I find myself wondering what this says about our human needs and abilities.  Why does this happen?  Is it a human need to insert ourselves into this story, one that resonates so powerfully with the human condition? Do we even care if the story itself is “real”?  And what does “real” mean?

I wonder about all this as I consider the “dangers” of the internet.  Overwhelming 24/7 news feeds, constant engagement, ability to criticize and do harm to others while remaining anonymous.  But didn’t we create stories and news long before the internet existed?  Who’s inventing the truth?  And how do we know it’s the Truth?

So what about the bible?  We as Quakers have always believed firstly in direct inspiration from God – enhanced or opened to us sometimes through prayerful reading of scripture.

My desires after the Lord grew stronger, and zeal in the pure knowledge of God, and of Christ alone, without the help of any man, book, or writing. For though I read the scriptures that spake of Christ and of God, yet I knew him not, but by revelation, as he who hath the key did open, and as the Father of life drew me to his son by his Spirit. Then the Lord gently led me along, and let me see his love, which was endless and eternal, surpassing all the knowledge that men have in the natural state, or can get by history or books; and that love let me see myself, as I was without him; and I was afraid of all company, for I saw them perfectly, where they were, through the love of God which let me see myself. – George Fox

So where’s the story?  And how do we “know” we are listening rightly?  I would suggest it is in the gathered meeting, the waiting and testing, and the role of ministers and elders in our community to birth the message of faithfulness, the Way forward, the call as it is to be received by us in this time.  And that is simply not always clear to us without some time and prayer and help.

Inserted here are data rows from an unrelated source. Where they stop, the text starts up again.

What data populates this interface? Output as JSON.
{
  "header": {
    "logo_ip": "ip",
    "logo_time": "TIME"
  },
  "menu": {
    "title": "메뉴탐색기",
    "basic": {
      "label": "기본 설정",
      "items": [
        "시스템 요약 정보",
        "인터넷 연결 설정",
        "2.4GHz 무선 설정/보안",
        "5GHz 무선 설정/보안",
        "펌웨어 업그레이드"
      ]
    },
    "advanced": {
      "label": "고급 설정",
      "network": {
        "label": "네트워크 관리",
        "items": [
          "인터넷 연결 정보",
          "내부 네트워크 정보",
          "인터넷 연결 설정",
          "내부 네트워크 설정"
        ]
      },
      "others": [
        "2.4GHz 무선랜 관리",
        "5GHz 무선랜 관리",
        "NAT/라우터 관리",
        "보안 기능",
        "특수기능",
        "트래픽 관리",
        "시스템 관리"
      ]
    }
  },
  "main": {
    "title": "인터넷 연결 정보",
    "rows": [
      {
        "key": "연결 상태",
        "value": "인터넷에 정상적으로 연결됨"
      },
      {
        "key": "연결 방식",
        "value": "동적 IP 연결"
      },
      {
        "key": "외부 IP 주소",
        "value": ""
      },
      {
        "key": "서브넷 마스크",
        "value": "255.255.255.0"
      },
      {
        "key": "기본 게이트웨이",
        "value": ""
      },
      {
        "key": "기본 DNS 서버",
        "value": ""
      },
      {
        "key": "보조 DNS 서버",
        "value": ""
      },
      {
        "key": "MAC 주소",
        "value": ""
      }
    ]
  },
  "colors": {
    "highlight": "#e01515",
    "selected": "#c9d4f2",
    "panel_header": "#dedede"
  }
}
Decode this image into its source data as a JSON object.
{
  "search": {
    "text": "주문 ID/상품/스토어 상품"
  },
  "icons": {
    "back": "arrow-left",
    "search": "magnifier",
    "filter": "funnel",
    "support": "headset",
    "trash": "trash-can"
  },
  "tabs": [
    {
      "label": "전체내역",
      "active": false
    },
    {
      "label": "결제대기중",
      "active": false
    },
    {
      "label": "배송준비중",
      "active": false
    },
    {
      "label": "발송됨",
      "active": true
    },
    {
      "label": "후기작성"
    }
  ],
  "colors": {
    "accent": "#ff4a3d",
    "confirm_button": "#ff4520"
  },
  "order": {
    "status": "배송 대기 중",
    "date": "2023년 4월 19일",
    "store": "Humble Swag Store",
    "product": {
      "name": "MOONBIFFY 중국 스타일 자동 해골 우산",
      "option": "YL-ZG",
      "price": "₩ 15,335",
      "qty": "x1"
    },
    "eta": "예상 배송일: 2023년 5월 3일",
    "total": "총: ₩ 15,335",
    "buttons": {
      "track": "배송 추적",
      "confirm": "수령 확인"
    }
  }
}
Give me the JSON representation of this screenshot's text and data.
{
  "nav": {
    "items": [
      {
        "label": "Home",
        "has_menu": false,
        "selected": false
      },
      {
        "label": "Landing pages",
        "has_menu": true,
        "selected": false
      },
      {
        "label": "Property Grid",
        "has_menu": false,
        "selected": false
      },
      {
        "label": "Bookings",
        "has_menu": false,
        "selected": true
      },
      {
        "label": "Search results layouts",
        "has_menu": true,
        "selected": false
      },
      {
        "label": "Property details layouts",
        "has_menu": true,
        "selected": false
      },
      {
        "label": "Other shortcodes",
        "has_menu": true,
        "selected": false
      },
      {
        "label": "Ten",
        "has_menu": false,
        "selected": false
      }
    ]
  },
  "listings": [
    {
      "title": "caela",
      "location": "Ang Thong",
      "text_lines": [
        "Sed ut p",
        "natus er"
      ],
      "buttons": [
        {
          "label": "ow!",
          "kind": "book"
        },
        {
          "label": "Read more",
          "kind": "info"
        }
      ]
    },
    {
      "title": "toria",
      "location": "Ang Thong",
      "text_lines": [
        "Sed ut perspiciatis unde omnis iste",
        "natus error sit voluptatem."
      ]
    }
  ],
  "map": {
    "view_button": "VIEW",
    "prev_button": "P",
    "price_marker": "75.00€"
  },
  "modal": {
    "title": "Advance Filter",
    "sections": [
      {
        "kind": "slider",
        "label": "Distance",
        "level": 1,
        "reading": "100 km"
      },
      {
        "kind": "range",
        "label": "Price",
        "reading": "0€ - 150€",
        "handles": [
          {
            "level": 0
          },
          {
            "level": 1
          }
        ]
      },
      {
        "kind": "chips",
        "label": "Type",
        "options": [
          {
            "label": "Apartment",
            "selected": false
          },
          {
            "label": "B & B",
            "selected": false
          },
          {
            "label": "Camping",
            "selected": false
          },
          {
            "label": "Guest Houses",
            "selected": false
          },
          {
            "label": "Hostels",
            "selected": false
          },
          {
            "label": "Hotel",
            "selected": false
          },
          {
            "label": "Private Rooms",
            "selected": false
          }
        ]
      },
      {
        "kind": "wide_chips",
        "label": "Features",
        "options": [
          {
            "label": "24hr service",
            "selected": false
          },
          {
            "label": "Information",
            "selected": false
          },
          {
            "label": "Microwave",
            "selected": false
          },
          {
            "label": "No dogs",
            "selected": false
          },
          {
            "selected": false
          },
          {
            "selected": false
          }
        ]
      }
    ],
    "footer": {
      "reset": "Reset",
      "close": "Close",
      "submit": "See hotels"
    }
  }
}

And a note on this story?  I’m not sure it matters if it’s “true”.  Romeo and Juliet is a time-honored shape of existence, a tale of forbidden love, a sharing of how some control others.  We KNOW it to be true – even if the story itself is not.   Is that the important message?

Moses dismayed, standing looking at God’s people as they screw up and are unfaithful again. Noah being told to build an ark against all rational advice.  The prodigal son being welcomed home. Jesus being put to death by the empire. The human story, and how we relate to each other, contains many chapters.  It is in the sharing again of those stories that we create them as useful guides in this time.  How do we use those stories today – not to debate their validity, but to learn from them as model of faithful living?  How is your story writing itself into this greater book of faithfulness?